One concern that can arise in estimating this model is that social distancing levels (and regulations) are not determined in a vacuum: Rather, people social distance more in areas that are hit harder by COVID-19. Thus, \(\varepsilon _{i,t}\) may be correlated with social distancing, causing a biased measurement of the impact of social distancing on the rate of contagion. We thus use an instrumental variables (IV) technique to control for this endogeneity bias, where the amount of rain is our instrument for social distancing. Specifically, we assume that rain directly shifts the level of social distancing, but is not correlated with \(\varepsilon _{i,t}\) conditional on the temperature and humidity. Several other papers have used rain as an instrument for social distancing19,20,21,22. The first-stage F-statistic for the strength of rain as an instrument is 214.44, which is highly significant, indicating that rain is a strong instrument.

Data

Our data come from a multitude of sources. We detail the data sources at https://github.com/songyao21/covid_data_depot. There are a few nonstandard issues to note. Our data on COVID-19 cases consists of county-level, officially confirmed daily case data of 2,924 US counties from February 1 to August 6 (with the last 75 days used as a hold-out sample). COVID-19 also has an incubation period of approximately 5 days23,24. Because of this lag from infection to diagnosis, we assume that cases reported on a particular date actually measure the COVID-19 infections from 5 days earlier. We also assume that the true number of cases is approximately 10 times the number of diagnosed cases. We get this number by assuming that the Infection Fatality Rate (IFR) is 0.75%25. We also assume that any deaths occur 14 days after the confirmed test results. On May 23, 2020, the last day of our estimation case data, there were 92,622 deaths in the US. On May 9, 2020, there were 1,304,726 officially diagnosed cases. We hence obtain the factor as (92,622/0.0075)/1,304,726 = 9.5. We round this number up to 10. This is consistent with Centers for Disease Control and Prevention (CDC) director Robert Redfield’s estimate of the ratio between actual and confirmed cases26. Our estimates are not sensitive to the specific factor we use. When we run the simulations, we divide our model’s predicted case numbers by 10, which gives us the prediction of diagnosed cases.

Conclusion

We use a modified SIR model to study the impacts of different factors on the spread of COVID-19. We find that the impact of each additional infectious individual decreases as more people become infected. A potential mechanism underpinning this finding is that infections are more likely to occur within interconnected networks. Understanding the shape of this relationship, and the nonlinear aspects of it, are important for understanding how COVID-19 spreads. Unlike previously-estimated SIR models, our model allows for the possibility that the contagion process will grow or shrink at relatively steady levels, whereas traditional SIR models have contagion either taking off exponentially (if \(R>1\)) or falling quickly (if \(R<1\)).

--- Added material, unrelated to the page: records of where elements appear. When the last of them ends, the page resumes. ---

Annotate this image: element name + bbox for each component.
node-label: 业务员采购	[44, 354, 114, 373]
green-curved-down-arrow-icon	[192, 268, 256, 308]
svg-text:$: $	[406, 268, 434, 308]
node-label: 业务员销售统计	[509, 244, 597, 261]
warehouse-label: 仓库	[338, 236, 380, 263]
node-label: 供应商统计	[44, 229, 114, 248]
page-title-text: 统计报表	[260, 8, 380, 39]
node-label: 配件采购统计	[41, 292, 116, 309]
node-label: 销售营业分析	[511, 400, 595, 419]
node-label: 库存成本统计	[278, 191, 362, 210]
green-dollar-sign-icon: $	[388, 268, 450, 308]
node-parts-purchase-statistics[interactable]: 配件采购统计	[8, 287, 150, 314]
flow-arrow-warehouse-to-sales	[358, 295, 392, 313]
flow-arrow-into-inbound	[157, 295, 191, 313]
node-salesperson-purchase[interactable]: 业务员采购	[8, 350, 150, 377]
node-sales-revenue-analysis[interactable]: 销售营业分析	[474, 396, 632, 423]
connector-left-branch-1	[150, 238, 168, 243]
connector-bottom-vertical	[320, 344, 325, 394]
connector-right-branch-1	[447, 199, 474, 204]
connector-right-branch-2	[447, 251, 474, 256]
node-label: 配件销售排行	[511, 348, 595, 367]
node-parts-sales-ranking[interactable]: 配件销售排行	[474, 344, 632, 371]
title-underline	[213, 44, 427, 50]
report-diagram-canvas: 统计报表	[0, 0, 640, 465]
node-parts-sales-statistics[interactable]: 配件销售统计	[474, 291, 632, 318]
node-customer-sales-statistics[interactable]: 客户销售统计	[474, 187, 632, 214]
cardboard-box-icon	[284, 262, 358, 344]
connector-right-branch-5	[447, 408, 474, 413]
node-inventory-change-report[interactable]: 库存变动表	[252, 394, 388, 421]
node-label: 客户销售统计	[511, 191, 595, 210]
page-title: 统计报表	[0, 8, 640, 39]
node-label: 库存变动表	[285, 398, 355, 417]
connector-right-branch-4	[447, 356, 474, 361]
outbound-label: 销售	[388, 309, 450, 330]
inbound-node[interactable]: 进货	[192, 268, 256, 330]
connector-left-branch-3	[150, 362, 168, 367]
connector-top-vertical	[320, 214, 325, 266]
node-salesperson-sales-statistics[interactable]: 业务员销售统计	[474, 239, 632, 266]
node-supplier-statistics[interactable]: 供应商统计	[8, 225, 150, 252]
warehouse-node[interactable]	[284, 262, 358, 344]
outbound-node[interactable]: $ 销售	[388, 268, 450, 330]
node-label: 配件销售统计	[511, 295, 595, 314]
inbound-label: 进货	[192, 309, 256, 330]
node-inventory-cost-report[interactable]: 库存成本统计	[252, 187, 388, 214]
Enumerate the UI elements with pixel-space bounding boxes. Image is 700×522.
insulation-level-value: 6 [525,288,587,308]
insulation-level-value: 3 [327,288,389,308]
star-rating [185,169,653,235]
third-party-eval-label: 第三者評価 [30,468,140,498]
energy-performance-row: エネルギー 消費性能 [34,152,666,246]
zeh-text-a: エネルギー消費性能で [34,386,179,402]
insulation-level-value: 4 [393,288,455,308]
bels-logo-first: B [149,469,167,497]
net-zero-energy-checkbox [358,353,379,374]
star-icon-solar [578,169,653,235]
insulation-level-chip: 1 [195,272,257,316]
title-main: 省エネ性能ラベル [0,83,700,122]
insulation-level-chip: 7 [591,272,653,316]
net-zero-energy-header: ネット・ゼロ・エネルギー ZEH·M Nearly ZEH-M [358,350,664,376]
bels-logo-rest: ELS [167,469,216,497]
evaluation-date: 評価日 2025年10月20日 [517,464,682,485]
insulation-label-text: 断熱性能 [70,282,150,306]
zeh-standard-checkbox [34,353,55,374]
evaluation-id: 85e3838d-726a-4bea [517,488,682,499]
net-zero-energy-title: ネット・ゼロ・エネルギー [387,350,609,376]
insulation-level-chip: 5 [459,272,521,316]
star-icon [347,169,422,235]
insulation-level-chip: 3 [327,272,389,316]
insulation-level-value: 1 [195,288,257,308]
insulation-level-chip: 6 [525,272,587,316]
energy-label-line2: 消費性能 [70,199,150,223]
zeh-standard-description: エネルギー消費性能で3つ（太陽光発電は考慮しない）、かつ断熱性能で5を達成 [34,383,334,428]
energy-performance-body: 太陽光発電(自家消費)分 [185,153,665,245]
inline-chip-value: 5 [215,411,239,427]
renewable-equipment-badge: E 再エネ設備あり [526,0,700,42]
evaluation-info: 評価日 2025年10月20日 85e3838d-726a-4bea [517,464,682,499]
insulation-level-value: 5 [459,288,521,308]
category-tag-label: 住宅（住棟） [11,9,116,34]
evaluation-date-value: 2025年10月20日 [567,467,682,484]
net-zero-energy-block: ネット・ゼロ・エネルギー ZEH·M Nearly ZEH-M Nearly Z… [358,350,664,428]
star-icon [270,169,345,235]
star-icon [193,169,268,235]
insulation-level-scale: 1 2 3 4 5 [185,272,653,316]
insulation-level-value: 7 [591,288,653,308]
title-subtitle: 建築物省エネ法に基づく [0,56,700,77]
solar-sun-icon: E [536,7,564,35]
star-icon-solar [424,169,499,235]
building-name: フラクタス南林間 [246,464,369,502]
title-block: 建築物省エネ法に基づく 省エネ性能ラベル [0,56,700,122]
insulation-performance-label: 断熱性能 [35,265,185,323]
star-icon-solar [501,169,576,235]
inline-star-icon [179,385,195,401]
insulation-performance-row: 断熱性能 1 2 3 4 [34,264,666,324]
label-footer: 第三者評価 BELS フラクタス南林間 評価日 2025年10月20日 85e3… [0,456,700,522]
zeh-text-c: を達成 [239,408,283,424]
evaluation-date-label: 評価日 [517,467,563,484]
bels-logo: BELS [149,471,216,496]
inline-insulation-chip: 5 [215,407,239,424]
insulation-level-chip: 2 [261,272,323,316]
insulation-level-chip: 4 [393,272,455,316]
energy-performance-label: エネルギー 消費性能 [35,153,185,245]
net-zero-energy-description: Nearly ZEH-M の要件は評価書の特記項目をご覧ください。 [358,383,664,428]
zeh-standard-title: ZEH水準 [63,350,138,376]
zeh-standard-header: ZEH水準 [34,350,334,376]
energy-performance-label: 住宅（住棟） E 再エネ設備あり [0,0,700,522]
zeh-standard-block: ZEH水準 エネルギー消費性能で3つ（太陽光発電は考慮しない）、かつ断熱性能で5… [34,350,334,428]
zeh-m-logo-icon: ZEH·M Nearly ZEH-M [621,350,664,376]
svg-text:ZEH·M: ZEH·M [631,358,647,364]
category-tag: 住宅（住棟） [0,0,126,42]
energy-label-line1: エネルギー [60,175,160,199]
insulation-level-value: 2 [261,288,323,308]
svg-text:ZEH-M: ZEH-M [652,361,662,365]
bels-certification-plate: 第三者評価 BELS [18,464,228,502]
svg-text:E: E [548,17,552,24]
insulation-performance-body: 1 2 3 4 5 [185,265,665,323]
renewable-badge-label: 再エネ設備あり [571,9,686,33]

We further find that social distancing helps to curb the speed of the spread. Consequently, we need to be cautious of breakouts in networks and maintain a reasonably high level of social distancing during the reopening of the economy. Taking the network effects and social distancing effects together gives more accurate forecasts about the timeline of the disease spread, and the ability to analyze and set policies about when to instate shelter-in-place restrictions or when to allow businesses to be open.